- Allenville Location of Allenville in Arizona
- Coordinates: 33°21′07″N 112°35′12″W﻿ / ﻿33.35194°N 112.58667°W
- Country: United States
- State: Arizona
- County: Maricopa
- Elevation: 837 ft (255 m)
- Time zone: UTC-7 (Mountain (MST))
- • Summer (DST): UTC-7 (MST)
- ZIP codes: 85326
- Area code: 623
- FIPS code: 04-01850
- GNIS feature ID: 605

= Allenville, Arizona =

Former town in Maricopa County

Allenville was a community located in western Maricopa County, Arizona, United States, south of the town of Buckeye, on the edge of the Gila River, at an estimated elevation of 837 ft above sea level.

The community was founded in 1944 after Phoenix-area developer Fred Norton subdivided land two miles south of Buckeye. The community was named after John Allen, a local, respected African-American man.

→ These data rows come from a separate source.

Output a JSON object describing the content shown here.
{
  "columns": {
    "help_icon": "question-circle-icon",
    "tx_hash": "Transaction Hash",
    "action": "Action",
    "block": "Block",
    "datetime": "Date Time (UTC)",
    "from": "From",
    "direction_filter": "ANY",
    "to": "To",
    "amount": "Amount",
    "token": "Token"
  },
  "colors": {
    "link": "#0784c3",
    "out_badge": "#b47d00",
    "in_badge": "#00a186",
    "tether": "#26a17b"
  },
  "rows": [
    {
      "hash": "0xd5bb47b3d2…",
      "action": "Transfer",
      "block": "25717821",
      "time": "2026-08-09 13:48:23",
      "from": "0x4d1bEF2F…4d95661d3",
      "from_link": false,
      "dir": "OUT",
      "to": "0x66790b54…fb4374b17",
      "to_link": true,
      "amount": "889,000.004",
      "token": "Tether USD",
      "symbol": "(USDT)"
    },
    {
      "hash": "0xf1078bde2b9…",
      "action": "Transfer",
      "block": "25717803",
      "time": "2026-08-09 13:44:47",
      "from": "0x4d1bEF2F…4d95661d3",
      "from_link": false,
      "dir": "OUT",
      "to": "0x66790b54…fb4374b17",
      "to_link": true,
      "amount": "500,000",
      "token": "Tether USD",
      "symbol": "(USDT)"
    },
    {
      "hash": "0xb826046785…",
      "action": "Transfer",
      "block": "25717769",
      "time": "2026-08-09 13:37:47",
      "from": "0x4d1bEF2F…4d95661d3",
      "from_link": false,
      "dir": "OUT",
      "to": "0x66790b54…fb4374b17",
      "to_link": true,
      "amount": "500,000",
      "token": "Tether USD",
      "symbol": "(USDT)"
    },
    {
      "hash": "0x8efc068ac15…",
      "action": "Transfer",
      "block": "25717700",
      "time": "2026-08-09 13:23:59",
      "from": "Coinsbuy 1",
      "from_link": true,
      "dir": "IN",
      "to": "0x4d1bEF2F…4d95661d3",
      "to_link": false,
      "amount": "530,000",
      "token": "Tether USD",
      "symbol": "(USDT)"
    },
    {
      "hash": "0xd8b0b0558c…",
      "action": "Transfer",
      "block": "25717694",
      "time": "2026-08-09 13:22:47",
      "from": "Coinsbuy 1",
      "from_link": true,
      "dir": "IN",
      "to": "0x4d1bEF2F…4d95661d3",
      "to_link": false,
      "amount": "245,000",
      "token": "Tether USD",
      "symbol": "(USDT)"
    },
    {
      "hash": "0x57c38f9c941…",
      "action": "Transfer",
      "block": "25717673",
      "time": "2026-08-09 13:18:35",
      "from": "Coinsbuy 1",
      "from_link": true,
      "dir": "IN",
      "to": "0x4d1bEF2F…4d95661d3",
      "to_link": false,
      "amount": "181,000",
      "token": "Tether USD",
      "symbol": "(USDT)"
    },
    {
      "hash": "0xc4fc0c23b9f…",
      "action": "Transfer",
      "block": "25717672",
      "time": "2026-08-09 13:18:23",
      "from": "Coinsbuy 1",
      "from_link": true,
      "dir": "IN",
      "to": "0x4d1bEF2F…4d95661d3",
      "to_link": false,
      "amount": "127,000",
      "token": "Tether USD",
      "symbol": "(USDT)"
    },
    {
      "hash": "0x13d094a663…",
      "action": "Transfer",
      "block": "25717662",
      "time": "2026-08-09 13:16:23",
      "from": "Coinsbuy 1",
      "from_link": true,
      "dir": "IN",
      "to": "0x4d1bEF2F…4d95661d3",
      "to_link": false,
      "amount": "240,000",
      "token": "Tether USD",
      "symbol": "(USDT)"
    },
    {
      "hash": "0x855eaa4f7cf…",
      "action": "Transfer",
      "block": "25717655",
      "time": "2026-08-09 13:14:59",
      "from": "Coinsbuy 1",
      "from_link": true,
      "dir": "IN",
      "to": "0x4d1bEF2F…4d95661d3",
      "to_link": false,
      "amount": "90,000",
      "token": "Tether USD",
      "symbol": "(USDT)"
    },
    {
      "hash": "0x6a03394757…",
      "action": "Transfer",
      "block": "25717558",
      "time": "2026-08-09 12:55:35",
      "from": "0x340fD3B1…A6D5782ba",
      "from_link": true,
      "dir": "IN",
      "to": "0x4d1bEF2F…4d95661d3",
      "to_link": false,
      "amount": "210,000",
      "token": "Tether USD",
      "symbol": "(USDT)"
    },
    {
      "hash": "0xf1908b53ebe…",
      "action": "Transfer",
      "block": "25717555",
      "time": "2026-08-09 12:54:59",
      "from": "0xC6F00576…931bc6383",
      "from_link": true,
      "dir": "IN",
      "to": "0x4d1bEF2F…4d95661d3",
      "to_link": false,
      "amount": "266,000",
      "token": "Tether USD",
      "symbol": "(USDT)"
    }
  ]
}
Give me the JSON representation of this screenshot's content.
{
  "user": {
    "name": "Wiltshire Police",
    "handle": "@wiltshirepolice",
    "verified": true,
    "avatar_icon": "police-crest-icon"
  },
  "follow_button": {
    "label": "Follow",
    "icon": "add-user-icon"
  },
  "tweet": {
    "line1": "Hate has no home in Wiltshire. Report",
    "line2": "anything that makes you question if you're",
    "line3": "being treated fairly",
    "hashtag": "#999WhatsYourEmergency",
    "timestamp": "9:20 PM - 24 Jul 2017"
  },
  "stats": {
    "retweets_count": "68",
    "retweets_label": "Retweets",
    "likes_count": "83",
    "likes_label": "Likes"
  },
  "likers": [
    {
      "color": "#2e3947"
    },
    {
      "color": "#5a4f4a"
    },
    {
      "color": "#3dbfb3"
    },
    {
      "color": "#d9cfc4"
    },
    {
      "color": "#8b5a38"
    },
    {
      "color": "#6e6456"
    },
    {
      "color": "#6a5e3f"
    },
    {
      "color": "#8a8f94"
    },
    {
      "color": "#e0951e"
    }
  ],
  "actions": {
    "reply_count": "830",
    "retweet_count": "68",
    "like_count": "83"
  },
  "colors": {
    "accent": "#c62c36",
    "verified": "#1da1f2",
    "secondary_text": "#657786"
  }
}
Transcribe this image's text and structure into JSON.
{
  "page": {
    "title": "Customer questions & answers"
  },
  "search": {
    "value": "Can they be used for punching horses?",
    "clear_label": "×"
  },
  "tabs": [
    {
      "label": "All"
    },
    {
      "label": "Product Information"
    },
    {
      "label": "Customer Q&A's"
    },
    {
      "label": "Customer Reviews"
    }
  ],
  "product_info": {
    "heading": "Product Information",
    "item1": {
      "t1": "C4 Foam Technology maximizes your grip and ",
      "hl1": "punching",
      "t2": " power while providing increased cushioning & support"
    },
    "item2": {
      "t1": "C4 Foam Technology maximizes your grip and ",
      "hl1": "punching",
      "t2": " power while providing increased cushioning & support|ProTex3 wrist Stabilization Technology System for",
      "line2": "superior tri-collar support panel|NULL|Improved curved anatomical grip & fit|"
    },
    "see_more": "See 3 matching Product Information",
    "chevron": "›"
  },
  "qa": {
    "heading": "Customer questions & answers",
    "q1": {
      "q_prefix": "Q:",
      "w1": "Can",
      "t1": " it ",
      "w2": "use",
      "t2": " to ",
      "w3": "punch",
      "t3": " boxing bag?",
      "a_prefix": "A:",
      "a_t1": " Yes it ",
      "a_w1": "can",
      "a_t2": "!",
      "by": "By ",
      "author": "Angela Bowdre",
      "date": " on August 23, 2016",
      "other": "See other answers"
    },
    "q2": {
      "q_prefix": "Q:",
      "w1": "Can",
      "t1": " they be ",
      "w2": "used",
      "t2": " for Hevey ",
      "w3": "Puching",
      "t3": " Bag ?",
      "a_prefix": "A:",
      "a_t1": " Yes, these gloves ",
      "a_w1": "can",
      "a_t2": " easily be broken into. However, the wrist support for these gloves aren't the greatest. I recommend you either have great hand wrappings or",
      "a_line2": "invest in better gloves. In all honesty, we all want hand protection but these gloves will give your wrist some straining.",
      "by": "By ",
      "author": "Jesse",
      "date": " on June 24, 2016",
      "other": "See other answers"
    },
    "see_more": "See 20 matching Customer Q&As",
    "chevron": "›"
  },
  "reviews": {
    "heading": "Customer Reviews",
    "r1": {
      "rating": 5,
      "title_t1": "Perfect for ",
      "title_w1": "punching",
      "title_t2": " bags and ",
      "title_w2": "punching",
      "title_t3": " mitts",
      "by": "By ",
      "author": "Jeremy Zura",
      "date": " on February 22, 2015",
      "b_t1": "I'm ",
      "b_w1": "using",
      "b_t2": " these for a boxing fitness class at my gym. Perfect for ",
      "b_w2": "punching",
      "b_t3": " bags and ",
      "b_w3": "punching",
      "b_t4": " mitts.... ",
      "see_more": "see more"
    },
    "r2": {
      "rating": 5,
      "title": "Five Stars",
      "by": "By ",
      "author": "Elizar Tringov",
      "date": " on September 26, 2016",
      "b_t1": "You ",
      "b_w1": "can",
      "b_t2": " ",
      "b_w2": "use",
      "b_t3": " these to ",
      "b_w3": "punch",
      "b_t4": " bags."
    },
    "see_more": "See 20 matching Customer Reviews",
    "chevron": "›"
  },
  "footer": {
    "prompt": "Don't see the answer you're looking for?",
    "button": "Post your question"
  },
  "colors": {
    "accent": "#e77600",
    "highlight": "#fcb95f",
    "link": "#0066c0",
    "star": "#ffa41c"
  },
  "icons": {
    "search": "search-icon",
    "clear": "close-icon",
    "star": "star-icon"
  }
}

In 1969, the town had approximately 450 residents. A campaign by mayors around the Phoenix area to help bring running water to the community raised $26,000 that year. However, the wells which were dug contained arsenic or were contaminated with salt, so the community continued to import drinking water from nearby Buckeye.

In 1978, the Gila River flooded, devastating the Allenville community, bringing the population down to around 150 people. The community was abandoned after it was ravaged by another flood in 1981. Instead of rebuilding Allenville, most of the community moved to nearby Hopeville.